2024 Then I got interested in failure modes. Why do models produce confident nonsense? The term "hallucination" felt too forgiving—I started calling it confabulation, borrowing from neuroscience. Began building metrics for measuring it.
2025 Now I'm going deeper: mechanistic interpretability. Can we detect when a model "knows" it's being evaluated? Can we find the exact pathways where reasoning goes wrong? The work is harder but more satisfying. I'm at Bluedot this year, focused on this full-time.
Active Projects
Mechanistic analysis of reasoning faithfulness in GPT-2 Small. Linear probe achieves 88% accuracy (ROC-AUC 0.949) detecting unfaithful CoT from residual streams. Identified 23 causal circuit components; steering vectors achieve ~72% success shifting unfaithful → faithful.

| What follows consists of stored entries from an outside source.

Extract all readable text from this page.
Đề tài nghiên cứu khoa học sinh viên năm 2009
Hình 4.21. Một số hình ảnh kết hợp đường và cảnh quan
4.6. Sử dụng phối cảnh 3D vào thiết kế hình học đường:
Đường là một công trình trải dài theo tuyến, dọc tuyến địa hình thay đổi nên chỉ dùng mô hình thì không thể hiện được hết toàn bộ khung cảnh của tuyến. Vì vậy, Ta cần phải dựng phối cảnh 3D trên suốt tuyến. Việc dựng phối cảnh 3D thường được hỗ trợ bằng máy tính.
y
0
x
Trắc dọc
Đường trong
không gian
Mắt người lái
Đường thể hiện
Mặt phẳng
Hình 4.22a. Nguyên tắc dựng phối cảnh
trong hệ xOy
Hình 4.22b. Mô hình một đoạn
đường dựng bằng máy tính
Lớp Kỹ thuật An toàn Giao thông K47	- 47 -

Open: Do these circuits generalize across model scales and reasoning tasks?
Do LLMs internally represent being monitored? Found 92.3% probe accuracy at layer 16 with 70.3% transfer to subtle cues.
Open: Does awareness direction causally affect policy decisions?
Testing "LoRA Without Regret" methodology on numerical → natural language forecasts.
Open: Can RLHF optimize for both accuracy and style?